One day last week, I scrubbed the toilet with a toddler on my back. He whined/cried/fussed unless he was making direct physical contact with me. All. Day. Long. (“So just clean the toilet another time, when your child is more content,” the logical among you may suggest. I would, except this is the card I’m dealt nearly every hour of every day. I had put off this dreaded chore in hopes of a “good” time presenting itself, and it had come to a point where I had to just get it done.) It was a hard day, in a long string of hard days. That night, I resolved to journal the entire next day to depict what a typical day in my life was like, thinking this could be comical someday (like when I’m ninety)…but something strange happened.

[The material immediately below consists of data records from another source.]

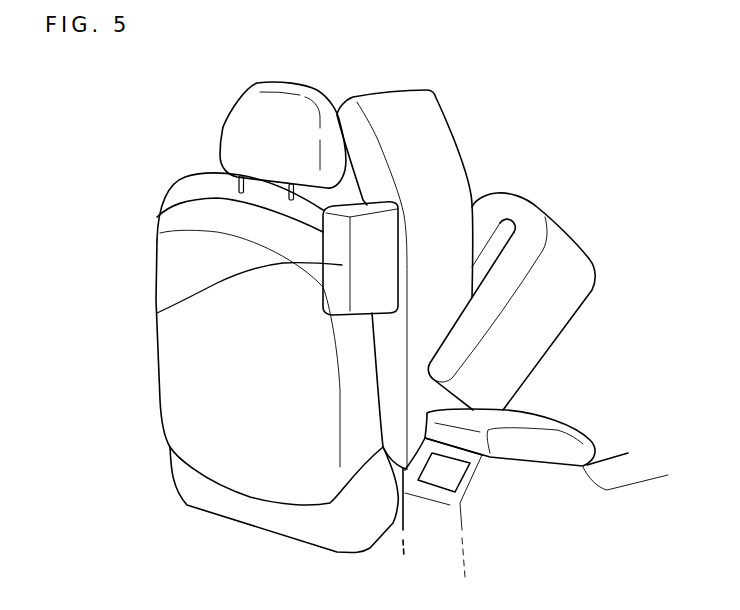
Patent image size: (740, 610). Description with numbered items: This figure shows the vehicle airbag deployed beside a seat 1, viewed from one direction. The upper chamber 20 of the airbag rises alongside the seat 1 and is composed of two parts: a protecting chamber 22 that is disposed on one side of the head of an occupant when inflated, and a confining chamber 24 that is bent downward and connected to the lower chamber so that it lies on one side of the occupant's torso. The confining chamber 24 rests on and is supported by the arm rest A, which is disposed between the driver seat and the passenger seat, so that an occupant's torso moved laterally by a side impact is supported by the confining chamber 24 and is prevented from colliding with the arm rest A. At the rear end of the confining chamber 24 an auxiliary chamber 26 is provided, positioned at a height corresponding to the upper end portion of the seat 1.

The seat 1 is at (193, 374).
The upper chamber 20 is at (600, 75).
The protecting chamber 22 is at (440, 140).
The confining chamber 24 is at (557, 260).
The auxiliary chamber 26 is at (157, 313).
The arm rest A is at (557, 432).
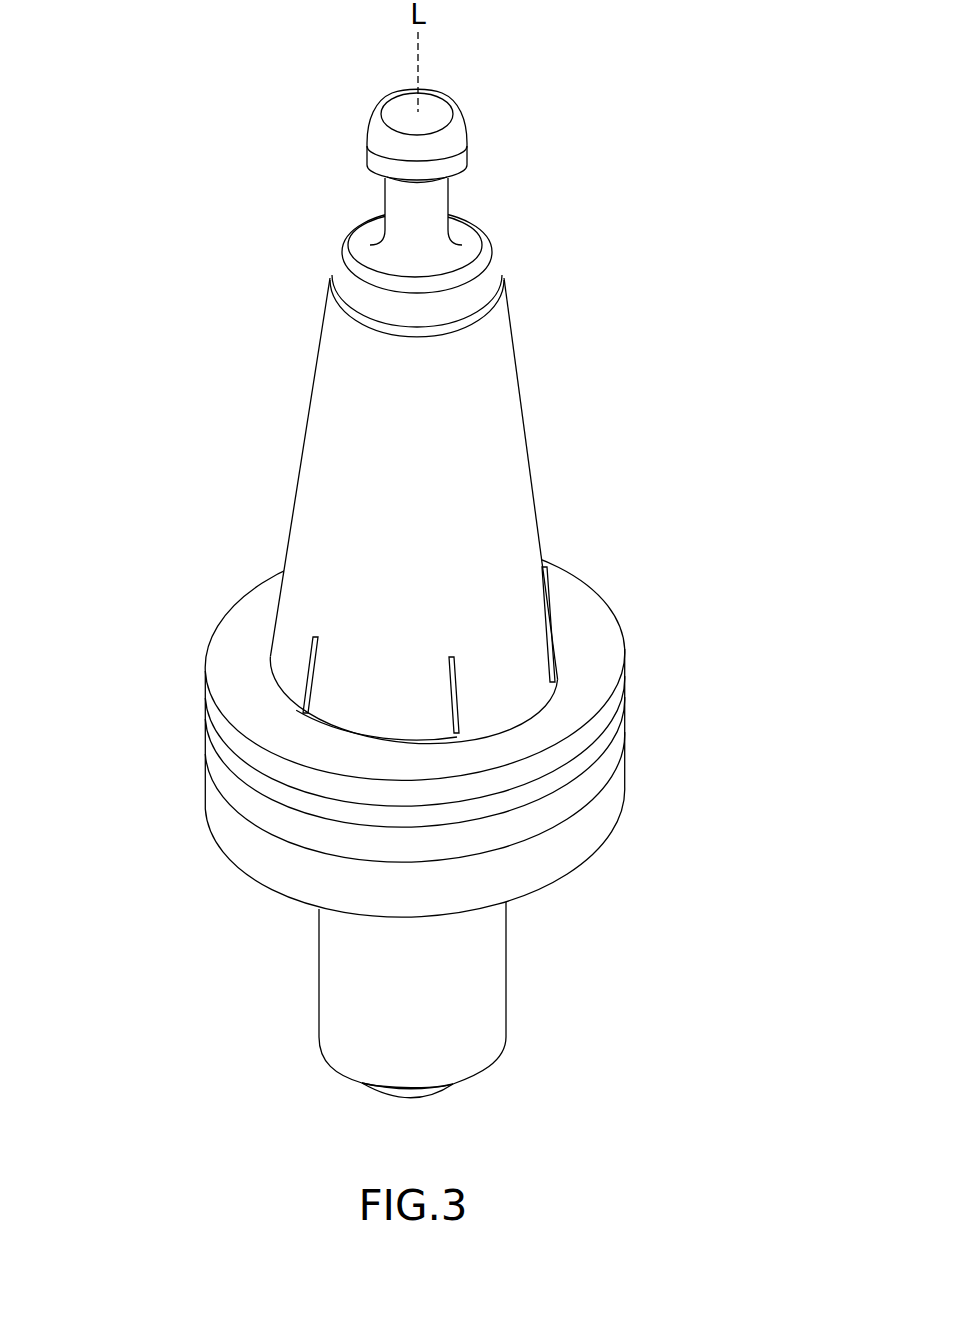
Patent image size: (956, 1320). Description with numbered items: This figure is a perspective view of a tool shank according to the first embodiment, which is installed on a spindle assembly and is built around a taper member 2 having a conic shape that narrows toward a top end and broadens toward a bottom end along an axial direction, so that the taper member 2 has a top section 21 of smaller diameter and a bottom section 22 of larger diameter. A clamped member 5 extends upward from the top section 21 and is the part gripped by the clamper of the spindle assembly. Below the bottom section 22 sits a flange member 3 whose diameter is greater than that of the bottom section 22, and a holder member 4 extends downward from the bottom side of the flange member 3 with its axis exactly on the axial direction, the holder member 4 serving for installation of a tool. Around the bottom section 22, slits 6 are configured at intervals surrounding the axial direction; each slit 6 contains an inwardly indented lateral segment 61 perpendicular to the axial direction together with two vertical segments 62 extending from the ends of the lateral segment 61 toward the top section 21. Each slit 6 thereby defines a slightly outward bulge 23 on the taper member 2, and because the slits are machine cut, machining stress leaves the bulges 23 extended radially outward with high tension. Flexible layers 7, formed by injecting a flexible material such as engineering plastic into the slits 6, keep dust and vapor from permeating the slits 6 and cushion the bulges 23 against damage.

The taper member 2 is at (521, 377).
The top section 21 is at (502, 323).
The bottom section 22 is at (530, 632).
The bulge 23 is at (343, 712).
The flange member 3 is at (630, 668).
The holder member 4 is at (510, 980).
The clamped member 5 is at (470, 106).
The slit 6 is at (313, 636).
The lateral segment 61 is at (367, 737).
The vertical segment 62 is at (312, 671).
The flexible layer 7 is at (554, 638).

We had the best day ever. I woke up at 7am after a full night of uninterrupted sleep, got ready for the day, and had breakfast alone while my child slept. (Aaron had already left for work.) I think I would have found eating alone depressing at an earlier stage in my life. Now it feels indulgent and luxurious, like a day at the spa. I eventually had to wake Evan up to go to Bible Study Fellowship. I was anxious about waking the bear, because he tends to be very grumpy when his sleep is interrupted. Also, I put it off for so long that I would have to feed him breakfast on the go, and my boy isn’t into convenience foods. (Somehow he’s managed to turn me into one of those women who cooks ON THE STOVE multiple times per day. Never would have dreamed it.) Miraculously, he ate a granola bar on the way to class. I realized while driving that I had forgotten Evan’s Bunny (his security object that eases the transition of me leaving him for our 2 hour class). Another wave of anxiety washed over me, and I sent a snapchat to close friends and family soliciting prayers for a smooth drop off and separation. This was the type of oversight that had the potential to unhinge our entire day. But drop-off came and went with no more than the standard amount of protest and tears. I made it in time for the worship portion of class for maybe the second or third time in 6 months, and was able to set my heart on God and His Word. The day was nothing short of an answered prayer, a gift from God. The next days were just as incredible.

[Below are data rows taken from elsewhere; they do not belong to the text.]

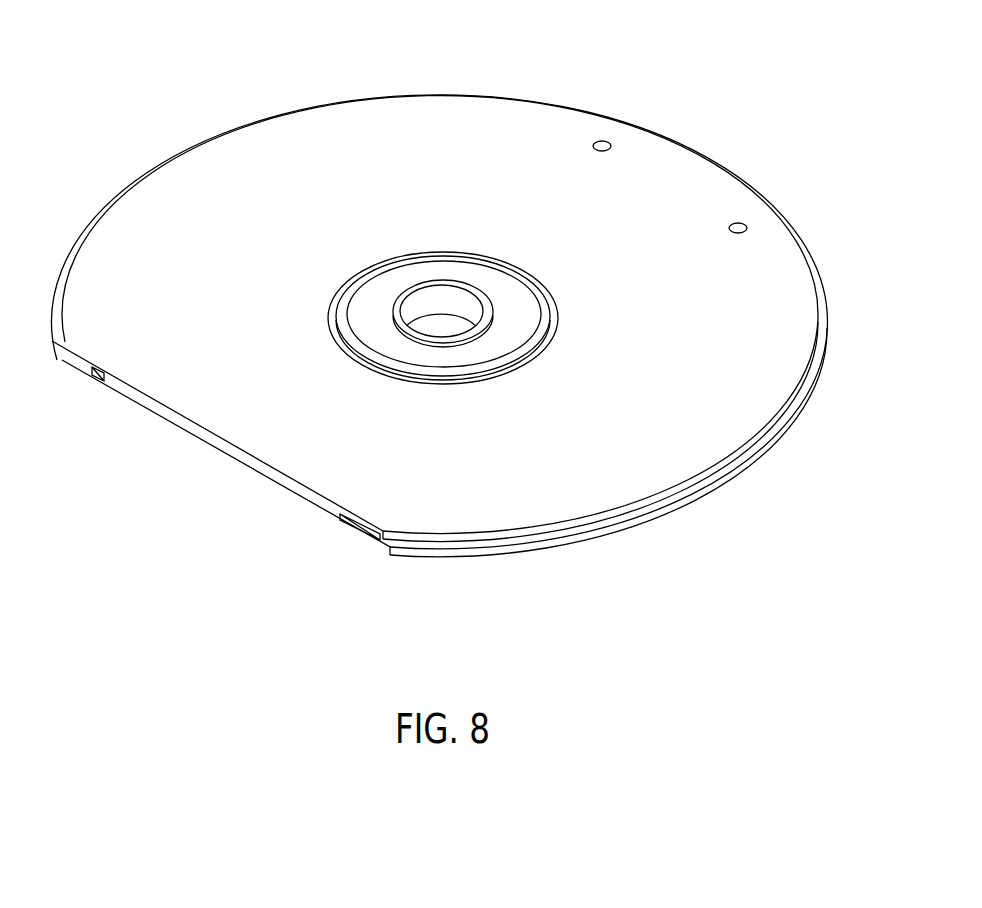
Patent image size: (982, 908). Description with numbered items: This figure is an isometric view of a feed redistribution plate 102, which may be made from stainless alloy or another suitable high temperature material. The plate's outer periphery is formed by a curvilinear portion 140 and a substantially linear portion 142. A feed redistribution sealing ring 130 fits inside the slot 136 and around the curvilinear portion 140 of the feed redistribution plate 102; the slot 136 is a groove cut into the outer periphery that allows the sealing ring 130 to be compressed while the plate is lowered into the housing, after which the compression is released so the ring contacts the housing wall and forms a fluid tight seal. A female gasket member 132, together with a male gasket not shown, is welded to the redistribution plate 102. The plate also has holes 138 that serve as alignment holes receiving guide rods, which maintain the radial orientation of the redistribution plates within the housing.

The feed redistribution plate 102 is at (712, 296).
The feed redistribution sealing ring 130 is at (818, 367).
The female gasket member 132 is at (512, 368).
The slot 136 is at (105, 378).
The holes 138 is at (603, 141).
The curvilinear portion 140 is at (318, 103).
The substantially linear portion 142 is at (318, 516).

Later in the week I had a flashback to a conversation with my mother in law, who once upon a time raised a little boy who was very similar to Evan Jake, especially regarding level of activity- his daddy. She told me, “You’d better put on your running shoes, because you’re going to be chasing after him all day long. I would just fall into bed every night exhausted when Aaron was little. But the day he turned 18 months, it was like a switch flipped, and he got so much easier. He could communicate, reason, and understand directions. It does get easier.” I had mixed feelings about this advice: relief that there would probably be easier days ahead…but also the heaviness that comes with doubting whether you can physically and emotionally survive the next year-plus. My doubts were not unfounded. Things got pretty sketchy there for a while (as detailed in The Story I Don’t Want to Tell). I learned through that experience that in the valleys of life, the Lord is near to me, and even when happiness can sometimes be difficult to come by, I was able to practice finding my true joy in God. Almost 17 months into our parenting journey, I can sense something shifting in our family dynamic. It IS getting easier. It’s like I can finally breathe deeply. Sure, my boy is still extremely energetic, intense, curious, and opinionated. That will probably never change, based on the temperaments and personalities of his parents. But I feel like we’ve made it, for now, to safe waters. I know from my mama-friends with older children that more storms will come, and different, new challenges will arise. Such is parenting, and life. Right now, though, I’m going to bask in it.
Rejoice always; pray continually; give thanks in all circumstances, for this is God’s will for you in Christ Jesus. 1 Thessalonians 5:16-18
I nearly deleted this article today. The plush rug of smooth parent sailing was yanked out from under me, and I found myself sprawled out on the floor, rubbing my bruised ego and wondering what on earth has just happened. This morning was nasty. Like, my toddler reduced me to tears by 7am nasty. By 8:30am, on the way to Bible Study Fellowship, I was completely discouraged. But at 11am, the very same toddler who had stomped on my foot in defiance earlier, ran into my arms while shouting “Mama!” and planted the biggest kiss on my mouth. My ability to “Rejoice always; pray continually; give thanks in all circumstances,” was put to the test today, and sadly, I wilted in the heat of the moment. The good news is, I’ll have plenty of opportunities to practice and get it right.